La documentazione relativa ad alcuni lavori a intaglio realizzati in questi anni per Giovanni Andrea III Doria e ricordati genericamente da Ratti (1769, p. 59), da un lato fornisce chiari elementi di continuità per un solido rapporto di committenza, avviato dal 1671, dall’altro conferma la costante attenzione riservata dall’artista all’intaglio, destinato molto probabilmente a maestranze specializzate in bottega: per la galleria del Palazzo del Principe, tra il 1696 e il 1698, lo scultore realizzò una serie di ‘lumiere’, per le quali ricevette acconti a più riprese fino al consistente pagamento di 2560 lire segnato al 30 settembre 1698 (Stagno, 2012). Nella stessa occasione fu remunerato per «sua mercede della fattura e scoltura fatta à due piedi di buffetto», riconoscibili in due tavolini la cui base è scolpita con aquile araldiche (ibid.). Pur ipotizzando l’intervento della bottega, questi lavori dimostrano una continuità della produzione in legno nel corso di tutta la sua carriera e non solo in una fase antecedente al 1680 (Franchini Guelfi, 1991, p. 434).

L’attribuzione proposta da Ratti (1762, 1997, p. 63; Id., 1769, p. 59) a Parodi del magnifico letto trionfale – «un miracolo dell’ingegno e dell’arte» – per i Brignole-Sale, di cui esiste un disegno progettuale assegnato a De Ferrari (Boccardo, 1996, p. 369), è contraddetta da alcuni documenti, secondo i quali il «Romano intagliatore» remunerato per l’arredo nel 1697 deve identificarsi con Giovanni Palmieri. Contestualmente lo studioso ha dimostrato che la celebre Specchiera Brignole, attribuita a Filippo Parodi da Federigo Alizeri, è il frutto di un assemblaggio di svariati pezzi, ove confluirono anche brani del citato letto (Boccardo, 1996).

Il 5 giugno 1696 Parodi, a Genova, fece testamento (Rotondi Briasco, 1962, p. 85). Il 16 maggio 1701 accolse in bottega come apprendista Francesco Maria Sivori (Belloni, 1988, p. 173).

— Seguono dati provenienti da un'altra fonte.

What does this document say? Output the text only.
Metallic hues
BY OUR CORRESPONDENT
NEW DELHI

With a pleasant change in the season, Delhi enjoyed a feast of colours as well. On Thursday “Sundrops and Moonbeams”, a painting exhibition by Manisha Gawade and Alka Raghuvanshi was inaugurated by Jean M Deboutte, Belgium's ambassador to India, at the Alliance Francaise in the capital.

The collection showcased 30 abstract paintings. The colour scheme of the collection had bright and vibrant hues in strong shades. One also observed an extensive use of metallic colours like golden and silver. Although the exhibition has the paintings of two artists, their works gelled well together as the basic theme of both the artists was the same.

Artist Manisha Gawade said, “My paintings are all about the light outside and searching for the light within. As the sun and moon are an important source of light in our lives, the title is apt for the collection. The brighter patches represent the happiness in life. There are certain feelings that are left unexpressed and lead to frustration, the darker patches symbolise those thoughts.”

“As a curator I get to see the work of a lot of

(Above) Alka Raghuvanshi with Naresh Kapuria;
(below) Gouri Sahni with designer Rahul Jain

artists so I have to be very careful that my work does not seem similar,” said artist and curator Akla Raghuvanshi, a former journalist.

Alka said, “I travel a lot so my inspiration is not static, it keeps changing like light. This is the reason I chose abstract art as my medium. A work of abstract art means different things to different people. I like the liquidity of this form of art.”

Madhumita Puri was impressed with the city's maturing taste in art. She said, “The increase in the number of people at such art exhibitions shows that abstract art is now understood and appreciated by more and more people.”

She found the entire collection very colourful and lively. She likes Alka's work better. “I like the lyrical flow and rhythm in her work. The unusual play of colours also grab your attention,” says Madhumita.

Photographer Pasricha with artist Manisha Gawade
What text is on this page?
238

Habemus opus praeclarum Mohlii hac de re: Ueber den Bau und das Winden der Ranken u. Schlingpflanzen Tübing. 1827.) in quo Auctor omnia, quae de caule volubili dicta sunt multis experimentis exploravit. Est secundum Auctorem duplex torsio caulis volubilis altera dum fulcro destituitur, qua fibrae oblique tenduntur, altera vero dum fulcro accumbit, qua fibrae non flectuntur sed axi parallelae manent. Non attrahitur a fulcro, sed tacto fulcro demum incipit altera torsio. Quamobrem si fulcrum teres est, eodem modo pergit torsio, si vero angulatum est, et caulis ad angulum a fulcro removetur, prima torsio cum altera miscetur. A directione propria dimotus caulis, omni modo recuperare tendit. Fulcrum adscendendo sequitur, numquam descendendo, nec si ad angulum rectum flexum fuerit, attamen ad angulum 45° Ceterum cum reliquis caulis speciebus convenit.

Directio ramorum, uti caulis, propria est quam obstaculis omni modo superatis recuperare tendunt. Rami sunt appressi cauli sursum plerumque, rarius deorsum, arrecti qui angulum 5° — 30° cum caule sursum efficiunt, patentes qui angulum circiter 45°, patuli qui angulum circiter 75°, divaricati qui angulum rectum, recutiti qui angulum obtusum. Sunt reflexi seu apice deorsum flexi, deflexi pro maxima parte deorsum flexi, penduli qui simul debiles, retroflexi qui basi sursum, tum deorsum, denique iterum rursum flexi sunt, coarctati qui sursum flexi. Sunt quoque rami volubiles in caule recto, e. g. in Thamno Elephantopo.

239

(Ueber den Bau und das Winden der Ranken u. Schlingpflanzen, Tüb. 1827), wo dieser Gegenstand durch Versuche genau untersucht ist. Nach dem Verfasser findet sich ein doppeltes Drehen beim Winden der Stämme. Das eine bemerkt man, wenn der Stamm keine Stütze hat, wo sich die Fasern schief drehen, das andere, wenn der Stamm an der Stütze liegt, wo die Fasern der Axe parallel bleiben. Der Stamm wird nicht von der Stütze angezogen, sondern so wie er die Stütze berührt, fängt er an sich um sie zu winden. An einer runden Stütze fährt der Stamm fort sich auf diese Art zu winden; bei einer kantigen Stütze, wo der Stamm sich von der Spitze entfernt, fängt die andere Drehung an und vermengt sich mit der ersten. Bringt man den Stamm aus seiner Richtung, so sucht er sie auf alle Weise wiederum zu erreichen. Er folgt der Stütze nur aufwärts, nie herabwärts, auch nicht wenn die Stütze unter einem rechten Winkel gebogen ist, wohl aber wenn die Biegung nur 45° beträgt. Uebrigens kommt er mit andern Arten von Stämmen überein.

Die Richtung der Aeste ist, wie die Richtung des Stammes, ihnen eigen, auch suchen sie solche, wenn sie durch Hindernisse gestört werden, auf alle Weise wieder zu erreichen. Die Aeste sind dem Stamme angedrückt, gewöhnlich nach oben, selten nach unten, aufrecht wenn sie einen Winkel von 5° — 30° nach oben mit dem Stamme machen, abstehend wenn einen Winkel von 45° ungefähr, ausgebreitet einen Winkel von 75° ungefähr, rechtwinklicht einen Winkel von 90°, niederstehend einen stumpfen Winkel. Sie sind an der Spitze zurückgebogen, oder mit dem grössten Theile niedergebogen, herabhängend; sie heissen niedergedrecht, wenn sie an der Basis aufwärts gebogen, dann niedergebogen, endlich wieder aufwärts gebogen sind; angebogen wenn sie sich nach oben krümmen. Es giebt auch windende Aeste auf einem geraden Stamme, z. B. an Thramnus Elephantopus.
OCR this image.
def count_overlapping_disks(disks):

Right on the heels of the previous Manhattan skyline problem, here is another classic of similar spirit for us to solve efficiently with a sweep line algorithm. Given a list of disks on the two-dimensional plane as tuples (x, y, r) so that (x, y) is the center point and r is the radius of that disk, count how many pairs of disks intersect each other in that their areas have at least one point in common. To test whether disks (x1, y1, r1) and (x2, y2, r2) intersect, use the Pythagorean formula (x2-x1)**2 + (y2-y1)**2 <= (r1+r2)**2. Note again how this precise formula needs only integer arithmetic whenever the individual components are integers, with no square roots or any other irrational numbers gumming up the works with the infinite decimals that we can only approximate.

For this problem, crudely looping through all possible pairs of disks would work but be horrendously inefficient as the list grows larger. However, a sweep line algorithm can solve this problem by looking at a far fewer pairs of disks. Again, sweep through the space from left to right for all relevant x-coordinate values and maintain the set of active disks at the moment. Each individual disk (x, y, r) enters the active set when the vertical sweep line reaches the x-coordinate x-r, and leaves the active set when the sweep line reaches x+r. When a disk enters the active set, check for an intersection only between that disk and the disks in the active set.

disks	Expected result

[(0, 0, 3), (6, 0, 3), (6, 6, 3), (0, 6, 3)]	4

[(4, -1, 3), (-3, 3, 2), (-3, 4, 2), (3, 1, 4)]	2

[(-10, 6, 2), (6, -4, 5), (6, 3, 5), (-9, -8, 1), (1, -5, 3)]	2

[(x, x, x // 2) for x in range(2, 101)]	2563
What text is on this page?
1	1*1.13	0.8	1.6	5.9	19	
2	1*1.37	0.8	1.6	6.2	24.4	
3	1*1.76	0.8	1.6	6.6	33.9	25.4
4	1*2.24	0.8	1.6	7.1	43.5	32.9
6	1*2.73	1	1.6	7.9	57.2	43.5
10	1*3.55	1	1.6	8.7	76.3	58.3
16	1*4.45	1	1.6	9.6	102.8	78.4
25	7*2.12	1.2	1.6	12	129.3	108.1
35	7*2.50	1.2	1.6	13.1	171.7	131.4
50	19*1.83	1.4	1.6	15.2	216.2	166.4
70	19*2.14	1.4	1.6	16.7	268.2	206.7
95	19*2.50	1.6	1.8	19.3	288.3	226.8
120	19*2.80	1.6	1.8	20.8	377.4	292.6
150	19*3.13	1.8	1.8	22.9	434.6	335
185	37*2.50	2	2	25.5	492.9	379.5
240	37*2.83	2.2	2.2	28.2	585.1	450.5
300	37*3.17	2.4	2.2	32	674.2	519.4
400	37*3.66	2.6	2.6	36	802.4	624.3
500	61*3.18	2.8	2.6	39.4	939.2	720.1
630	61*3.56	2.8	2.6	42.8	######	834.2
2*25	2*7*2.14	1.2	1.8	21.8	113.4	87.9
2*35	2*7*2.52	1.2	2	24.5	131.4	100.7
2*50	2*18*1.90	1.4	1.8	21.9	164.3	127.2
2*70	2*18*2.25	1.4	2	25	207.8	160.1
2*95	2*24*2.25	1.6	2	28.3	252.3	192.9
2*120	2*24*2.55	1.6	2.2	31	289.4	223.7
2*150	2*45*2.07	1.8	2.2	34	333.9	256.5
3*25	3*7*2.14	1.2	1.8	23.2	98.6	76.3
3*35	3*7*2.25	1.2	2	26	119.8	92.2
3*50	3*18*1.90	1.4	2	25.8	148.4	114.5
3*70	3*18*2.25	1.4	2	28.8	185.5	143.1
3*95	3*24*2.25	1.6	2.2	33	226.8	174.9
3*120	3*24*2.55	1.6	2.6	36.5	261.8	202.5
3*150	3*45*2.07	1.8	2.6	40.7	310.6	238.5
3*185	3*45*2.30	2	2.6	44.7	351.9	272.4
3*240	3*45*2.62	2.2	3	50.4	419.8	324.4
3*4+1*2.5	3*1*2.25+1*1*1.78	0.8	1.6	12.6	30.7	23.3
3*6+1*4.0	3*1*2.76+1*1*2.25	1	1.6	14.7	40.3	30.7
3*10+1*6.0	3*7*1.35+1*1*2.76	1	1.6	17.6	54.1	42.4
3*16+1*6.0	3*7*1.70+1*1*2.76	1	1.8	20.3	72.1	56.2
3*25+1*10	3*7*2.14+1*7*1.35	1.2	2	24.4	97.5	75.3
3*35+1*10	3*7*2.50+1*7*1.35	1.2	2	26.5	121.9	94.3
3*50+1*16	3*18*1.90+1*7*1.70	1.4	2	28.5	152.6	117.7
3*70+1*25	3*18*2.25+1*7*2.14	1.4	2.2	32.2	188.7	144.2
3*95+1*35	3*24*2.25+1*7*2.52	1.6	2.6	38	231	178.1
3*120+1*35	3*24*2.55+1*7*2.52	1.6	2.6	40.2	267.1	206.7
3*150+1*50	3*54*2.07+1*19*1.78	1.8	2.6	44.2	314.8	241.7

Come detto, morì a Genova e fu sepolto il 22 luglio 1702 nella chiesa di S. Teodoro.

L’inventario dei suoi beni, redatto post mortem il 6 giugno 1703, è un documento prezioso per comprendere la gestione e l’organizzazione della bottega nella quale risultavano presenti molti modelli, alcuni dei quali connessi a celebri gruppi scultorei berniniani (Rotondi Briasco, 1962, pp. 87-91; Magnani, 2006).